After having run `make install`, the following directory structure should be created in your local
file system. Note: Everything that must not be tracked by git is already in `.gitignore`.

```
DPAttack/
|-- Makefile
|-- setup.py
|-- requirements.txt
|-- data/ # dataset files
|-- logs/ # experiment logs
|-- notebooks/ # evaluation notebooks
|-- dph/ # source root
|--core/ # hierarchical text classification framework
|--mia/ # membership inference attack framework
|--projects/ # project implementations using dph
|--utils/ # utility modules

```

### Using the Framework

For every dph project (dataset), a subdirectory in `./dph/projects` is recommended.
Inside the folder, a subclass of an [`HTC Experiment`](dph/core/experiment.py) should be created as it is done for the existing datasets.
To train an HTC model, call the `start` method of an experiment.
To train a DP-HTC model, pass an instance of [`DPParameters`](dph/core/parameters/parameters.py) to the `Experiment` constructor.

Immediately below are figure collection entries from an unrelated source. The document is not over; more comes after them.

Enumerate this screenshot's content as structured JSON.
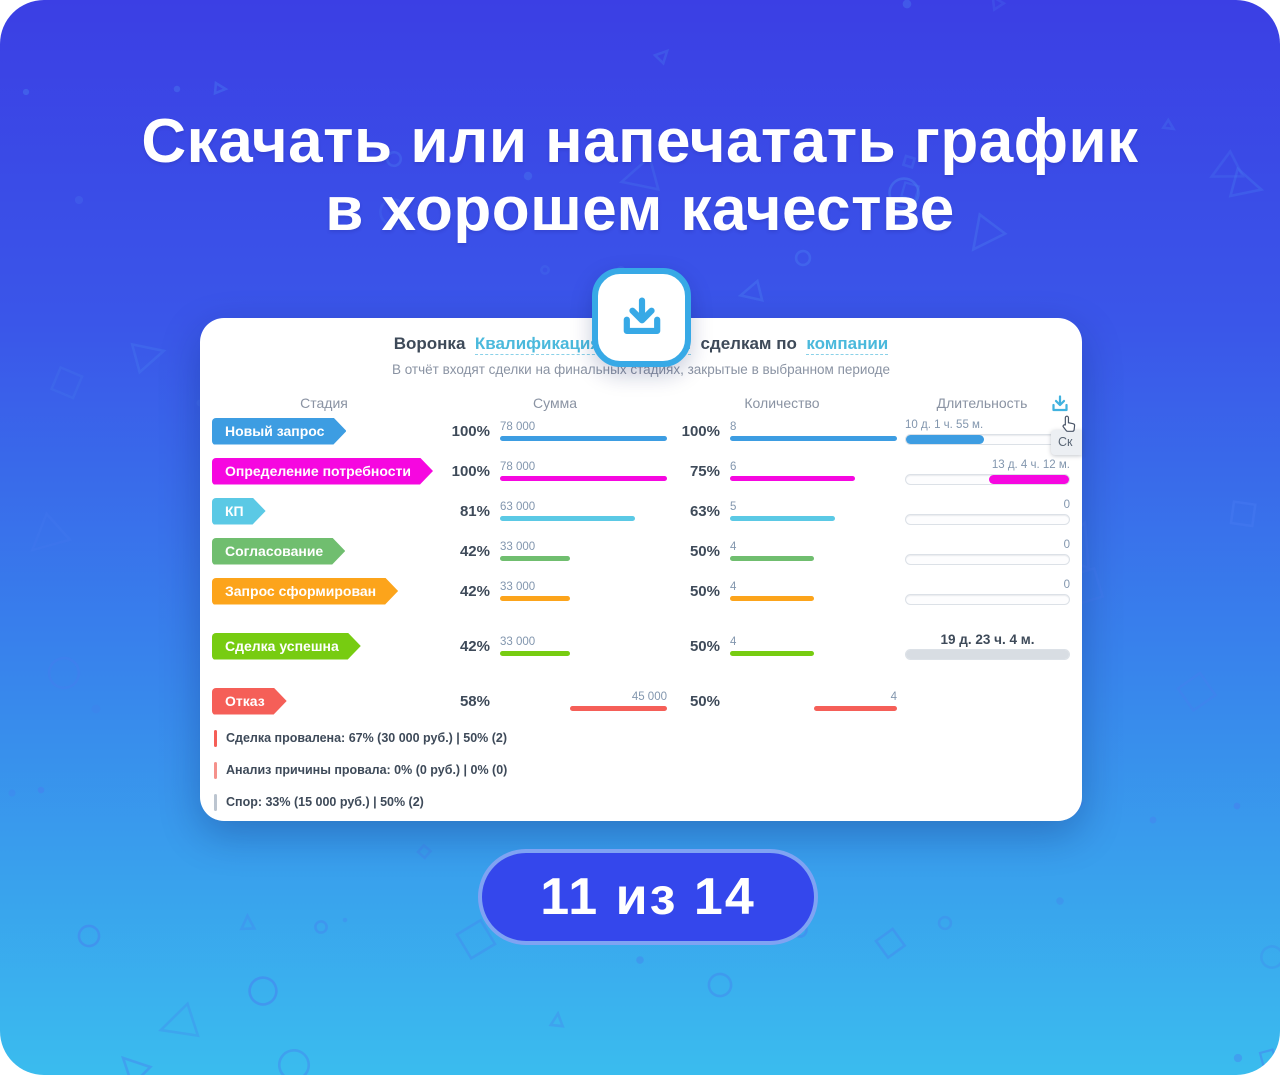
{
  "slide": {
    "title_line1": "Скачать или напечатать график",
    "title_line2": "в хорошем качестве",
    "pagination": "11 из 14"
  },
  "report": {
    "header": {
      "prefix": "Воронка",
      "funnel_link": "Квалификация",
      "hidden_fragment": "и",
      "middle": "сделкам по",
      "entity_link": "компании"
    },
    "subtitle": "В отчёт входят сделки на финальных стадиях, закрытые в выбранном периоде",
    "columns": {
      "stage": "Стадия",
      "sum": "Сумма",
      "count": "Количество",
      "duration": "Длительность"
    },
    "tooltip_text": "Ск",
    "rows": [
      {
        "stage": "Новый запрос",
        "color": "#3D9DE2",
        "sum_pct": "100%",
        "sum_val": "78 000",
        "sum_w": 100,
        "cnt_pct": "100%",
        "cnt_val": "8",
        "cnt_w": 100,
        "dur_text": "10 д. 1 ч. 55 м.",
        "dur": {
          "mode": "left",
          "fill": 48
        }
      },
      {
        "stage": "Определение потребности",
        "color": "#F607E0",
        "sum_pct": "100%",
        "sum_val": "78 000",
        "sum_w": 100,
        "cnt_pct": "75%",
        "cnt_val": "6",
        "cnt_w": 75,
        "dur_text": "13 д. 4 ч. 12 м.",
        "dur": {
          "mode": "right",
          "fill": 49
        }
      },
      {
        "stage": "КП",
        "color": "#5BC9E5",
        "sum_pct": "81%",
        "sum_val": "63 000",
        "sum_w": 81,
        "cnt_pct": "63%",
        "cnt_val": "5",
        "cnt_w": 63,
        "dur_text": "0",
        "dur": {
          "mode": "zero",
          "fill": 0
        }
      },
      {
        "stage": "Согласование",
        "color": "#70BE6F",
        "sum_pct": "42%",
        "sum_val": "33 000",
        "sum_w": 42,
        "cnt_pct": "50%",
        "cnt_val": "4",
        "cnt_w": 50,
        "dur_text": "0",
        "dur": {
          "mode": "zero",
          "fill": 0
        }
      },
      {
        "stage": "Запрос сформирован",
        "color": "#FCA41B",
        "sum_pct": "42%",
        "sum_val": "33 000",
        "sum_w": 42,
        "cnt_pct": "50%",
        "cnt_val": "4",
        "cnt_w": 50,
        "dur_text": "0",
        "dur": {
          "mode": "zero",
          "fill": 0
        }
      },
      {
        "stage": "Сделка успешна",
        "color": "#77CC11",
        "sum_pct": "42%",
        "sum_val": "33 000",
        "sum_w": 42,
        "cnt_pct": "50%",
        "cnt_val": "4",
        "cnt_w": 50,
        "dur_text": "19 д. 23 ч. 4 м.",
        "dur": {
          "mode": "full",
          "fill": 100
        },
        "gap": true
      },
      {
        "stage": "Отказ",
        "color": "#F55F58",
        "sum_pct": "58%",
        "sum_val": "45 000",
        "sum_w": 58,
        "cnt_pct": "50%",
        "cnt_val": "4",
        "cnt_w": 50,
        "dur_text": "",
        "dur": {
          "mode": "none",
          "fill": 0
        },
        "gap": true,
        "align": "right"
      }
    ],
    "breakdown": [
      {
        "text": "Сделка провалена: 67% (30 000 руб.) | 50% (2)",
        "tick": "#F55E57"
      },
      {
        "text": "Анализ причины провала: 0% (0 руб.) | 0% (0)",
        "tick": "#F5918B"
      },
      {
        "text": "Спор: 33% (15 000 руб.) | 50% (2)",
        "tick": "#BCC5D0"
      }
    ],
    "colors": {
      "duration_full_fill": "#D8DDE3",
      "accent": "#37A9E6",
      "link": "#4BB9DC"
    }
  }
}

To train an attack model for an (DP-)HTC model, a [`AttackExperiment`](dph/mia/mia_experiment.py) has to be created.
To start an attack, call the `start` method of the attack experiment.

### Reproducing the tables and diagrams of the paper

In the following, we explain how the different tables and diagrams of the paper can be reproduced.
Running the python scripts for [BestBuy], [Reuters] and [DBPedia] will execute the different project's experiments.
The scripts' parameters can be adapted to execute all possible scenarios that we examined in the paper.
The resulting experiment dictionary in the `logs` folder will contain several json files with the target/attack model metrics (train and test).
The results can then be retrieved and plotted in a notebook, as we have done in [`notebooks/plots-dp.ipynb`](notebooks/plots-dp.ipynb).

[BestBuy]: dph/projects/bestbuy/mia/experiment.py
[Reuters]: dph/projects/reuters/mia/experiment.py
[DBPedia]: dph/projects/dbpedia/mia/experiment.py

### Contributors

- Dominik Wunderlich
- Daniel Bernau

### Contributing

If you wish to contribute code, offer fixes or improvements, please send a pull request. Due to legal reasons, contributors will be asked to accept a DCO when they create the first pull request to this project. This happens in an automated fashion during the submission process. SAP uses [the standard DCO text of the Linux Foundation](https://developercertificate.org/).

If you want to report issues or have questions about the project, please open an issue in the GitHub repository or contact the maintainers directly via email. We will respond as soon as possible.

## Citations
If you use this code in your research, please cite:

```
@article{WBA+21,
author = {Dominik Wunderlich and
Daniel Bernau and
Francesco Aldà and
Javier Parra-Arnau and
Thorsten Strufe},
title = {On the privacy-utility trade-off in differentially private hierarchical text classification},
eprint = {2103.02895},
archivePrefix={arXiv},
url = {http://arxiv.org/abs/2103.02913},
}
```

## References
[1] Dominik Wunderlich, Daniel Bernau, Francesco Aldà, Javier Parra-Arnau, Thorsten Strufe:
On the privacy-utility trade-off in differentially private hierarchical text classification.
arXiv:2103.02895
http://arxiv.org/abs/2103.02913

## Code of conduct

See the [Code of conduct tab](https://github.com/SAP-samples/security-research-dp-hierarchical-text?tab=coc-ov-file).

## License

Copyright (c) 2024 SAP SE or an SAP affiliate company. All rights reserved. This project is licensed under the Apache
Software License, version 2.0 except as noted otherwise in the [LICENSE](LICENSES/Apache-2.0.txt) file.